It's not until a bit into the game that you realize that Black Ops is actually a sequel to CoD: WaW. Our old friend Viktor Reznov returns; the mad Russian himself! I liked how this linked the two games together. Infinity Ward had Lt. Price to bridge the gap between the Modern Warfare games, and Treyarch has their own talisman with Reznov. It doesn't hurt that Gary Oldman reprises his role as the voice the vengeful Russian, he's just awesome and one of my favorite actors!

I liked that Black Ops had a much more cohesive story that drove the action rather than simply provided segways between over-the-top action sequences. The cutscenes are longer and more detailed, as are the motivations of the key players. That said, I don't like the way it was told. There are enough visual flashes and screen switches to give an epileptic fits. I know Mason is under the influence of mind altering drugs and that you are bearing witness to the interrogation through his eyes, but I found it distracting to the point that I missed stuff. Oh, and I won't spoil the twist beyond saying it was WAY too obvious... the ending isn't quite as ludicrous as CoD:MW2, but it's not far off either.

While I liked the story more than the last couple of CoD games, Black Ops still has the same issues that have plagued the series. In typical CoD fashion, the set pieces you control by prompts aren't very well explained. I fell off a cliff four times before I figured out what they meant when they were prompting me to repel. It's intuitive enough, but I always seem to have to suicide myself a half a dozen times before I pick up on what is supposedly obvious. When they work these moments are brilliant, but when they don't they are incredibly frustrating.

Along the same lines, there are still a lot of "Huh, what?" moments in Black Ops. The chaos of battle can sometimes leave you wondering where to go or what to do. At one point I spent 45 minutes straight killing wave after wave of Viet Cong only to finally figure out that there were some exploding barrels I had to knife and kick down into the trenches to stop the enemy from continually respawning. This has always been an issue with this series in general for me, and they still haven't gotten it right. Most of the time the objectives are clear, but I still feel they could do a better job of pointing you in the right direction.

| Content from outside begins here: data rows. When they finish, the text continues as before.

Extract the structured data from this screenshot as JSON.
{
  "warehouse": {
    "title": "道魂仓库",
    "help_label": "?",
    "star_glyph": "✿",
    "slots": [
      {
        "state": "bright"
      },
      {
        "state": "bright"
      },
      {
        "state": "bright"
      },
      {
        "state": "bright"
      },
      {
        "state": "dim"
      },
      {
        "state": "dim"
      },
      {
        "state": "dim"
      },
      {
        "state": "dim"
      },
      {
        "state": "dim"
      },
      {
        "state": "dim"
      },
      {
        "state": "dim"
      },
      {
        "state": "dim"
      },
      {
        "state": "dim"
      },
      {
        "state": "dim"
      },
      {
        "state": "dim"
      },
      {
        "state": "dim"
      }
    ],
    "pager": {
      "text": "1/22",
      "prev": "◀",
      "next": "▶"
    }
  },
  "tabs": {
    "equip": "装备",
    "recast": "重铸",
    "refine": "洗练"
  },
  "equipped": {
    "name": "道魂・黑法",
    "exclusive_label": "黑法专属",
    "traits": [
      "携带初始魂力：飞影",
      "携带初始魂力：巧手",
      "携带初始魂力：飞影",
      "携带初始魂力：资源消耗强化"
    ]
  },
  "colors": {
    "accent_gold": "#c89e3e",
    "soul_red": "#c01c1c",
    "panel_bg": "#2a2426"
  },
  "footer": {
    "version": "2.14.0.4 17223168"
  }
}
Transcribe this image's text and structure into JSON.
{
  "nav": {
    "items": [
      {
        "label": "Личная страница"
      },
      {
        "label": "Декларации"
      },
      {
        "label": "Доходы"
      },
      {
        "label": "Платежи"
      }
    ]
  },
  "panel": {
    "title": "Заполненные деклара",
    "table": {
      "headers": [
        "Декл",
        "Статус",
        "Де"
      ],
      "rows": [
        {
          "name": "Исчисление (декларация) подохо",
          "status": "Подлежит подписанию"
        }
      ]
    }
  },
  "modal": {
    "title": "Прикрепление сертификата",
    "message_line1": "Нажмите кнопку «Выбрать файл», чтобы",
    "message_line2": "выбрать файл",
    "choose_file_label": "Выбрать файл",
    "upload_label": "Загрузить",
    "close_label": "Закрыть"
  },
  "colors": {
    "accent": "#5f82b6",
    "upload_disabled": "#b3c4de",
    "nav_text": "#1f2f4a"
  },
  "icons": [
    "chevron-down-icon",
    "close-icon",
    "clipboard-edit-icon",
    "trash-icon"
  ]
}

Another CoD standby of breaking up the action is with vehicle control sections. But I thought these moments in Black Ops were the worst in the series to date. Piloting the SR-71 Blackbird, or the C-130 3.0 as I call it, was cool but surprisingly short. The controls for piloting the Hind helicopter in Vietnam were just awful. These sequences seemed almost rushed or tacked on, and as a result didn't work at all for me. 

CoD games are also known for their brutal, graphic violence. There are a couple of dire scenes in Black Ops, but personally I didn't think they were near as bad as the "Russian Airport" level from CoD: MW2. That didn't bother me much either, but that's just me. You've been warned...

One major thing that Treyarch addressed that I am super happy about (mostly because it means that I wasn't the only one who bitched about it in CoD: MW2) is the blood splatter factor. When you get shot blood splatters across the screen to, um, drive the point home. But especially in CoD:MW2, it was far too inhibitive, completely obscuring your vision and leading to a lot of quick deaths because you couldn't see what was going on, let alone find cover to regenerate health and clear the screen. In Black Ops this is still a bit of an issue, but it's not nearly as oppressive.

I'm also ecstatic that Nazi Zombies, or rather just Zombies, makes it's triumphant return! Yay, and there was much rejoicing... I loved this mode in CoD: WaW. It's great for late night drunken fun, even if there was no way to win. I like the changes to the, ahem, cast in this one... I won't spoil it for you, but it is a fun distraction, that's for sure. 

Okay, here we go again (I'm tempted to just copy and paste my lack of online multiplayer experience from my other CoD reviews here) but I'll do it anyway... I don't play games online. But going on what I've heard, Black Ops has once again nailed it. If that's your cup of tea, then this is not to be missed... although if this sort of thing is your cup of tea you've probably already got the game and are playing it right now. 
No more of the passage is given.